To mark their 200th anniversary, iconic British brand Royal Doulton, have launched six new collections that bring together influences from urban street art to historical British events. We took a sneak peek at each collection and chatted to the designers about their inspiration, their design process and why they’re just a little excited about being part of the Royal Doulton 200 Years Collection!
As one of the most successful and recognisable collections in the Royal Doulton portfolio, the aptly named 1815 proudly marks 200 years of ceramic tableware and interior pieces. “The story of 1815 is a great one as many of the aesthetics were developed after researching past techniques from Royal Doulton,” explains Royal Doulton designer Dik Delaney. “Key characteristics such as the dipped glazes give each piece a slightly different finish.”
Internationally renowned street artist Pure Evil (Charles Uzzell-Edwards) has built his global fan base by creating masterpieces for the public to enjoy. Pure Evil’s sinister, yet oddly cute, three-legged bunnies come to life as 3D figurines, all finished in a distinctive pattern, including blue spots, gold or black and blue camo print. “I like how Royal Doulton have embraced street art culture,” says Pure Evil. “I think they get it and realise what a significant art movement it is. They’re not just jumping on a short-lived trend, I think it comes from a real love and appreciation of the art movement that Nick Walker and I are privileged to be standard bearers for.”
Street artist Nick Walker gained recognition for introducing stencilled street art to Bristol in the early 1980s. Now, through state of the art 3D scanning and printing technology his signature character, the bowler-hatted vandal, has been brought to life in ceramic form. “We did the scanning with me holding the tin of paint dressed as the vandal,” says Nick. “It was an interesting process and super quick. I can see why it’s being used by Royal Doulton. With 3D scanning pretty much anything can be realised!”
Successful homewares designer Charlene Mullen has worked closely with Royal Doulton for her popular tableware collection, London Calling. For the 200th anniversary, Charlene built on this well-known core collection, creating a centrepiece consisting of storage and serve items in a bold ‘city- scape’, aptly named Little London. “I began working with Royal Doulton in January 2013 and the time has flown by,” explains Charlene. “It is definitely a collaboration as this is my first time working with ceramics. My business is pattern and Royal Doulton’s design team really know how to transfer this onto ceramics.”
Barber & Osgerby
An exciting new partnership with highly acclaimed designers Barber & Osgerby, the striking debut collection Olio, features tableware, serveware and cutlery.
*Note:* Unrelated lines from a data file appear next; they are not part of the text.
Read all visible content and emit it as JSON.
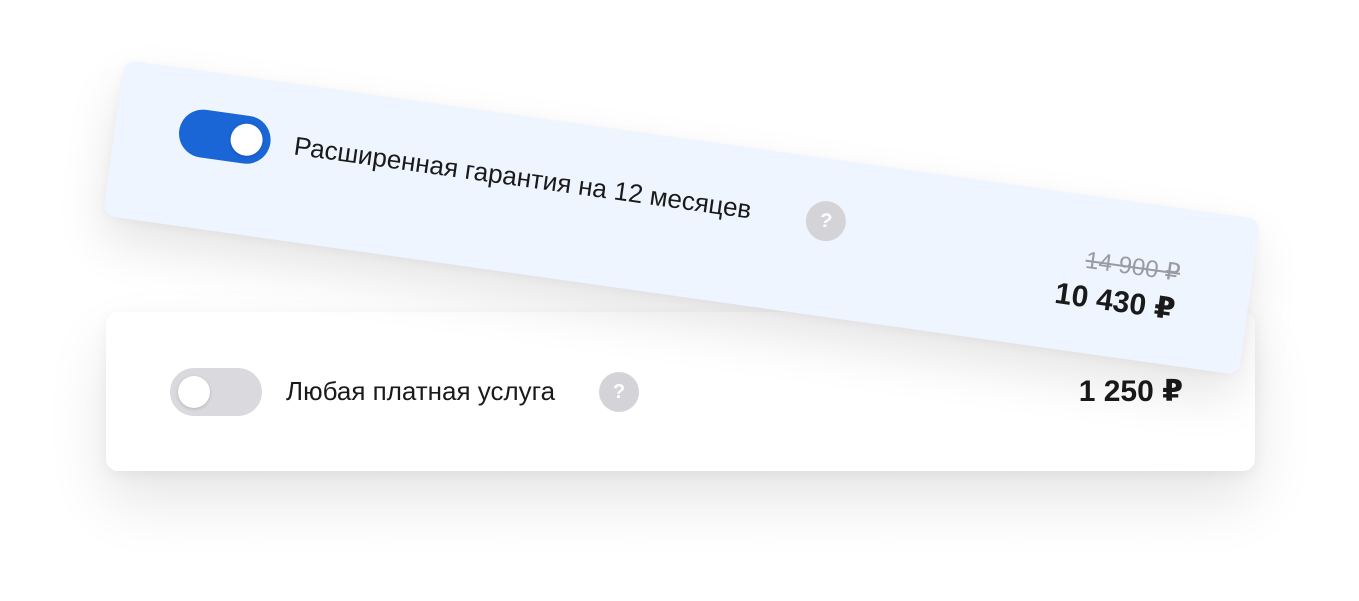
{
  "colors": {
    "accent": "#1a66d6",
    "highlight_bg": "#eef5ff",
    "toggle_off": "#d9d9de",
    "help_icon": "#d4d4d8"
  },
  "options": [
    {
      "label": "Расширенная гарантия на 12 месяцев",
      "enabled": true,
      "help_icon": "question-icon",
      "help_glyph": "?",
      "old_price": "14 900 ₽",
      "price": "10 430 ₽"
    },
    {
      "label": "Любая платная услуга",
      "enabled": false,
      "help_icon": "question-icon",
      "help_glyph": "?",
      "price": "1 250 ₽"
    }
  ]
}
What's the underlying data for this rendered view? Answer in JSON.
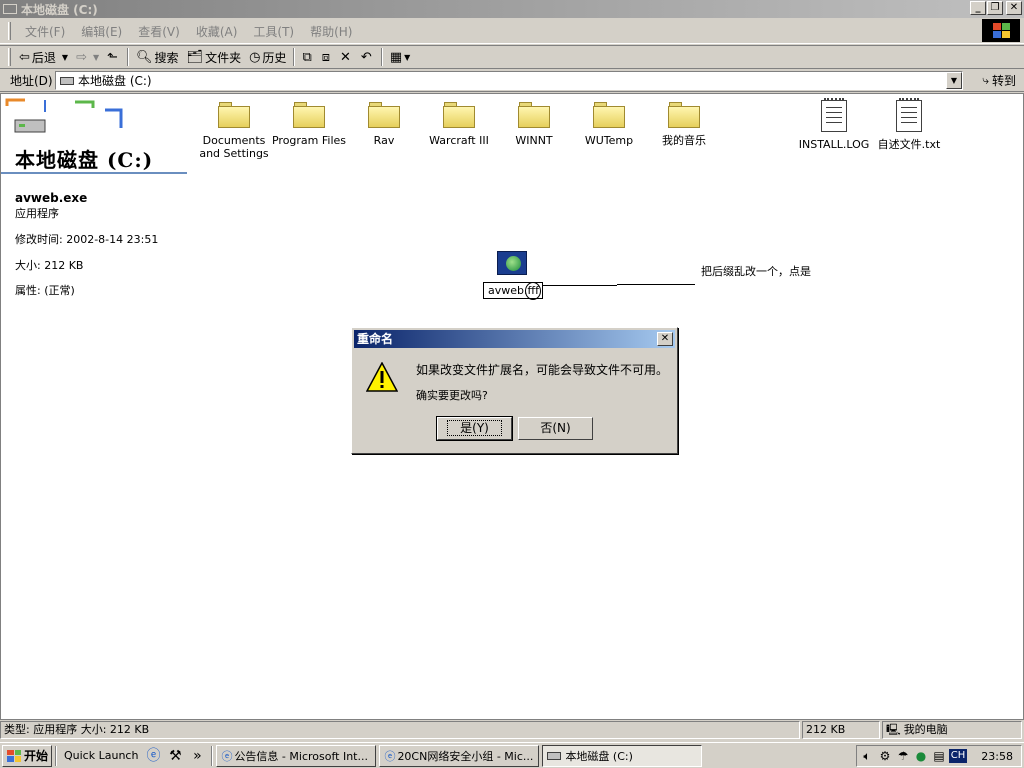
{
  "window": {
    "title": "本地磁盘 (C:)"
  },
  "menu": [
    "文件(F)",
    "编辑(E)",
    "查看(V)",
    "收藏(A)",
    "工具(T)",
    "帮助(H)"
  ],
  "toolbar": {
    "back": "后退",
    "search": "搜索",
    "folders": "文件夹",
    "history": "历史"
  },
  "address": {
    "label": "地址(D)",
    "value": "本地磁盘 (C:)",
    "go": "转到"
  },
  "pane": {
    "title": "本地磁盘 (C:)",
    "file_name": "avweb.exe",
    "file_type": "应用程序",
    "modified_label": "修改时间:",
    "modified_value": "2002-8-14 23:51",
    "size_label": "大小:",
    "size_value": "212 KB",
    "attr_label": "属性:",
    "attr_value": "(正常)"
  },
  "items": {
    "folders": [
      "Documents and Settings",
      "Program Files",
      "Rav",
      "Warcraft III",
      "WINNT",
      "WUTemp",
      "我的音乐"
    ],
    "files": [
      "INSTALL.LOG",
      "自述文件.txt"
    ]
  },
  "rename": {
    "value": "avweb.fff",
    "annotation": "把后缀乱改一个，点是"
  },
  "dialog": {
    "title": "重命名",
    "message1": "如果改变文件扩展名，可能会导致文件不可用。",
    "message2": "确实要更改吗?",
    "yes": "是(Y)",
    "no": "否(N)"
  },
  "status": {
    "left": "类型: 应用程序 大小: 212 KB",
    "size": "212 KB",
    "location": "我的电脑"
  },
  "taskbar": {
    "start": "开始",
    "quick_launch": "Quick Launch",
    "chevron": "»",
    "tasks": [
      "公告信息 - Microsoft Int...",
      "20CN网络安全小组 - Mic...",
      "本地磁盘 (C:)"
    ],
    "ime": "CH",
    "clock": "23:58"
  }
}
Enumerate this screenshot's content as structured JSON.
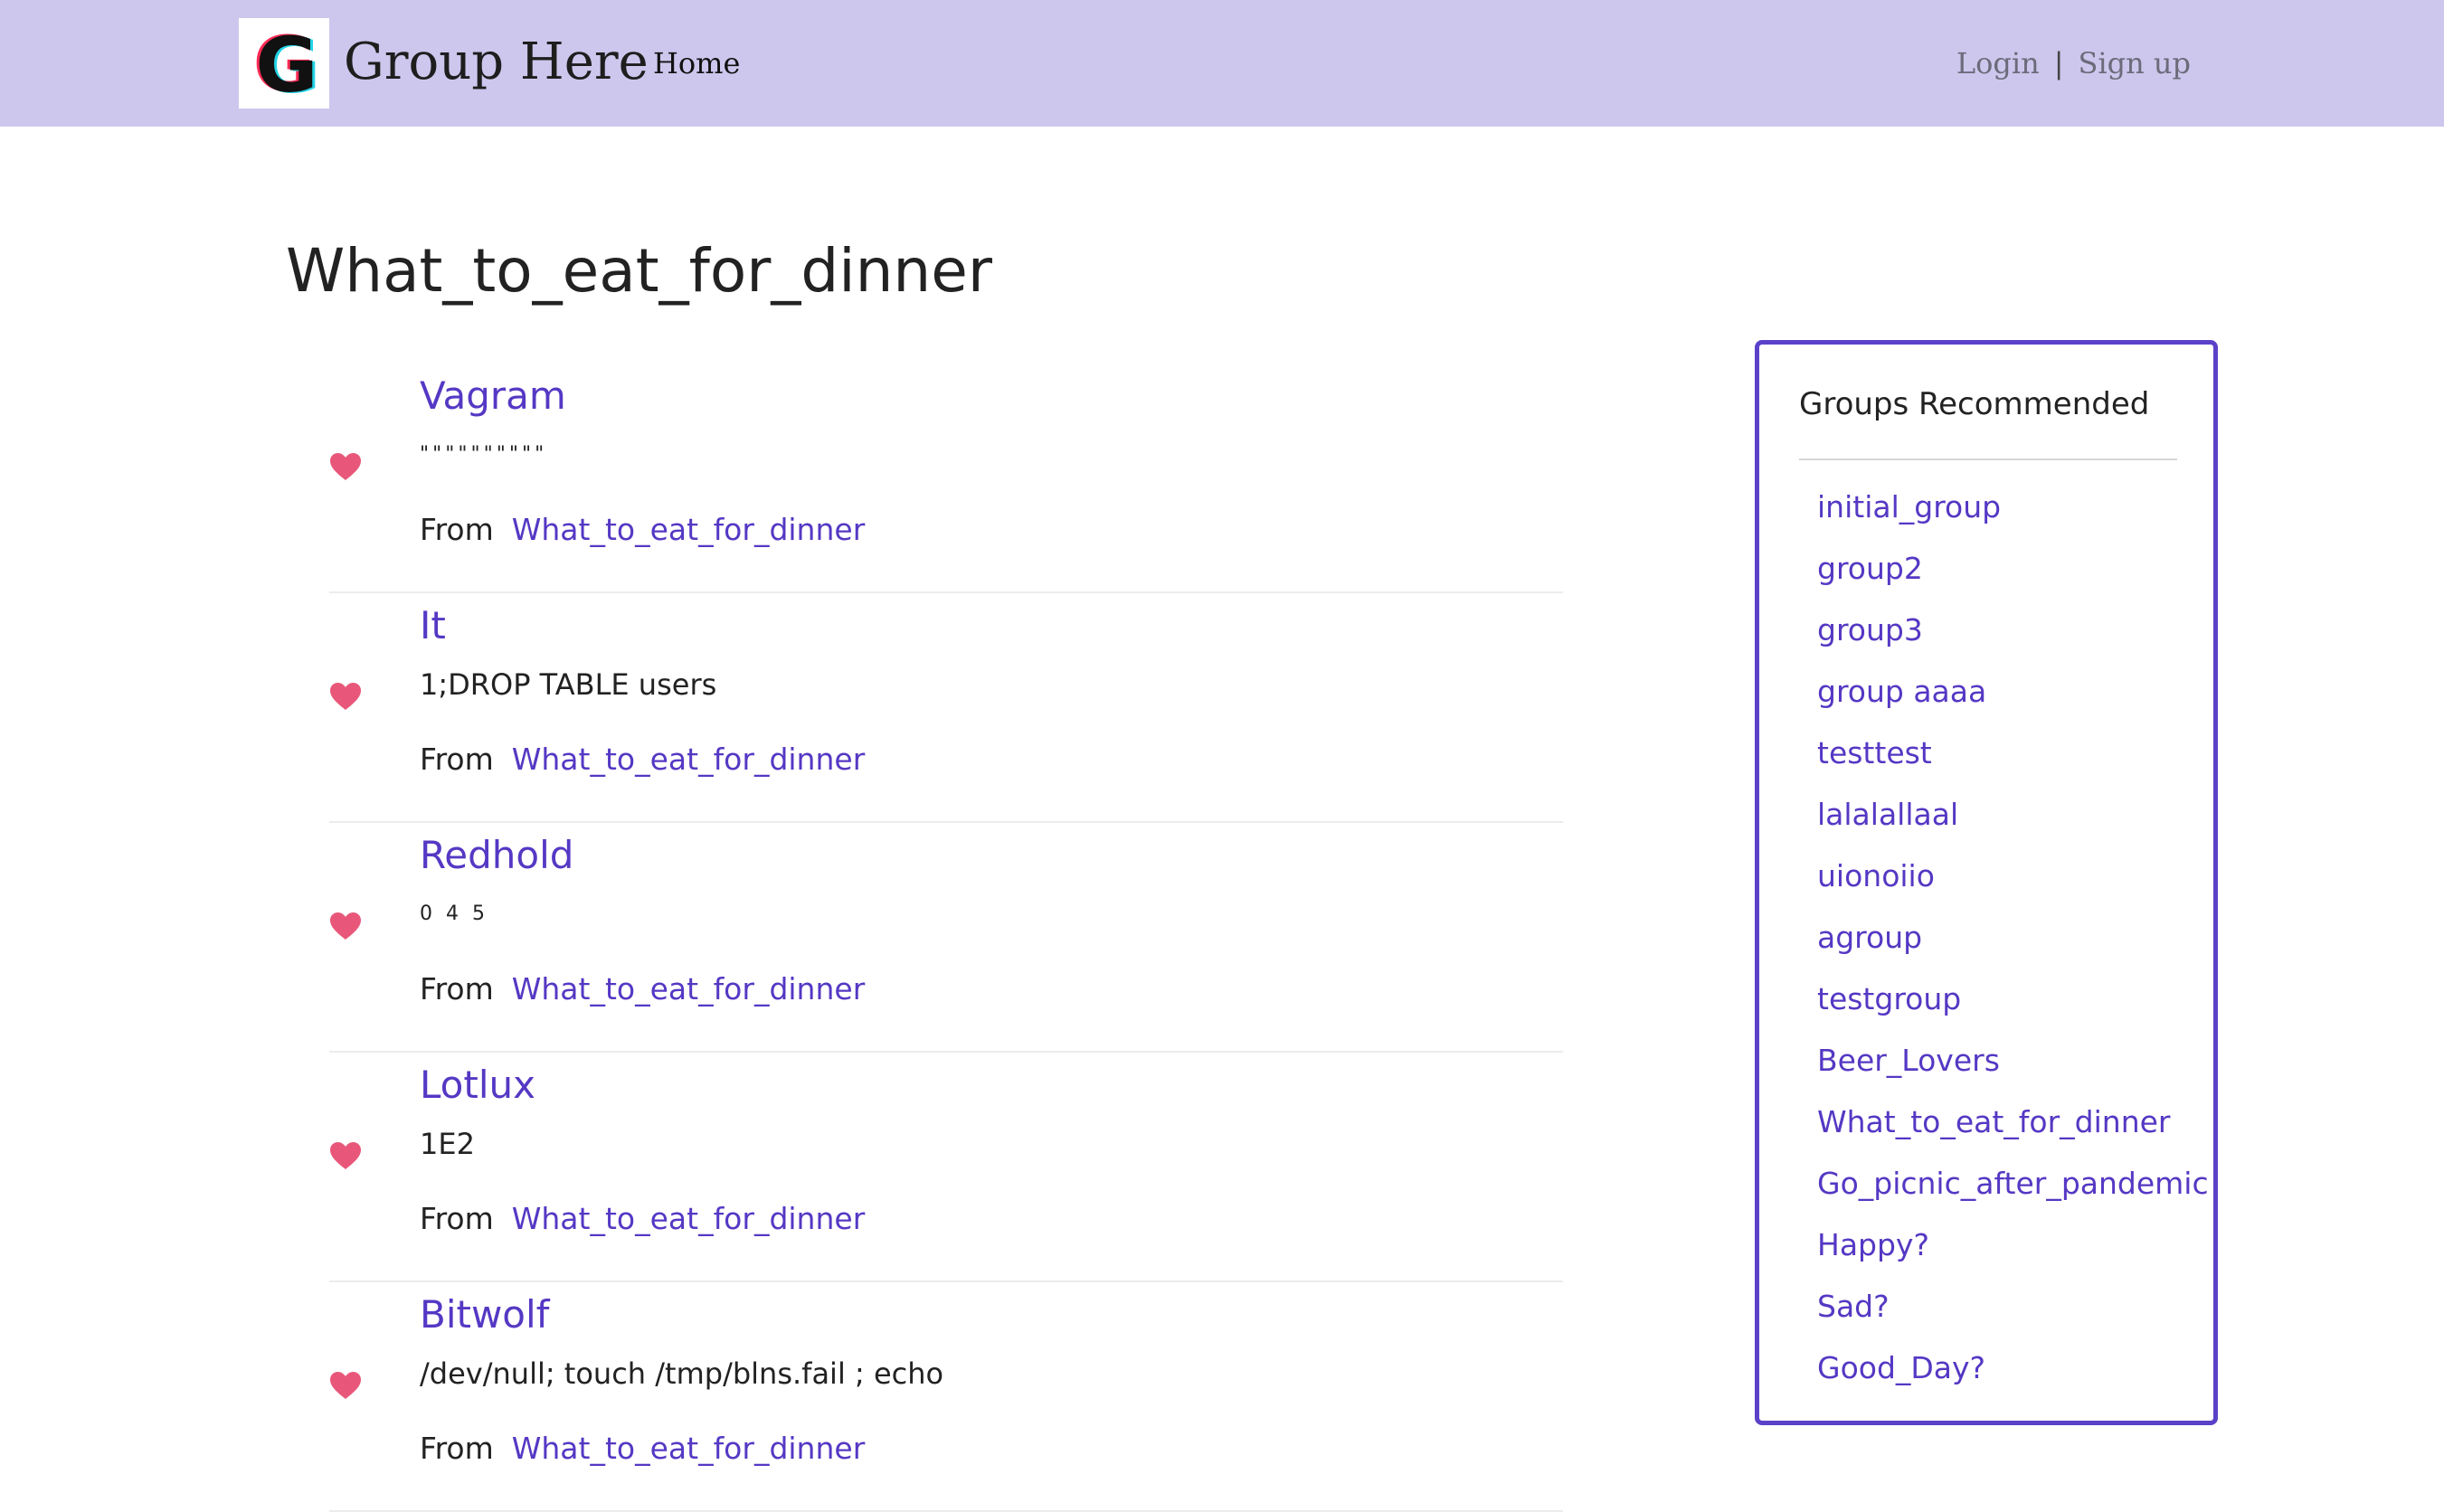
{
  "header": {
    "brand": "Group Here",
    "home_label": "Home",
    "login_label": "Login",
    "separator": "|",
    "signup_label": "Sign up",
    "accent_color": "#cdc7ed"
  },
  "page": {
    "title": "What_to_eat_for_dinner"
  },
  "posts": [
    {
      "author": "Vagram",
      "content": "\"\"\"\"\"\"\"\"\"\"",
      "from_label": "From",
      "group": "What_to_eat_for_dinner"
    },
    {
      "author": "It",
      "content": "1;DROP TABLE users",
      "from_label": "From",
      "group": "What_to_eat_for_dinner"
    },
    {
      "author": "Redhold",
      "content": "0 4 5",
      "from_label": "From",
      "group": "What_to_eat_for_dinner"
    },
    {
      "author": "Lotlux",
      "content": "1E2",
      "from_label": "From",
      "group": "What_to_eat_for_dinner"
    },
    {
      "author": "Bitwolf",
      "content": "/dev/null; touch /tmp/blns.fail ; echo",
      "from_label": "From",
      "group": "What_to_eat_for_dinner"
    }
  ],
  "sidebar": {
    "title": "Groups Recommended",
    "groups": [
      "initial_group",
      "group2",
      "group3",
      "group aaaa",
      "testtest",
      "lalalallaal",
      "uionoiio",
      "agroup",
      "testgroup",
      "Beer_Lovers",
      "What_to_eat_for_dinner",
      "Go_picnic_after_pandemic",
      "Happy?",
      "Sad?",
      "Good_Day?"
    ]
  },
  "icons": {
    "logo": "g-logo-icon",
    "like": "heart-icon",
    "heart_color": "#e8577a",
    "link_color": "#5538c4"
  }
}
It combines Royal Doulton’s heritage and experience with Barber & Osgerby’s renowned design aesthetic. “Olio is an incredibly ambitious collection of tableware pieces that are designed for everyday use,” says Jay Osgerby (one half of Barber & Osgerby). “The range is built from a combination of materials and surface finishes: ceramics, wood, stainless steel, different clays, glazed and unglazed elements.”
Working across all design disciplines from housing and interiors, to graphics and product design, the new HemingwayDesign collection sees the focus fall solely on ceramics. Statement vases make up a large part of the collection, alongside smaller items such as decorative storage jars, tealight holders and mini jugs. “Royal Doulton are open to collaborations which allow for varied collections and different aesthetics,” explains HemingwayDesign co-founder Tilly Hemingway. “They are not stuck in their ways!”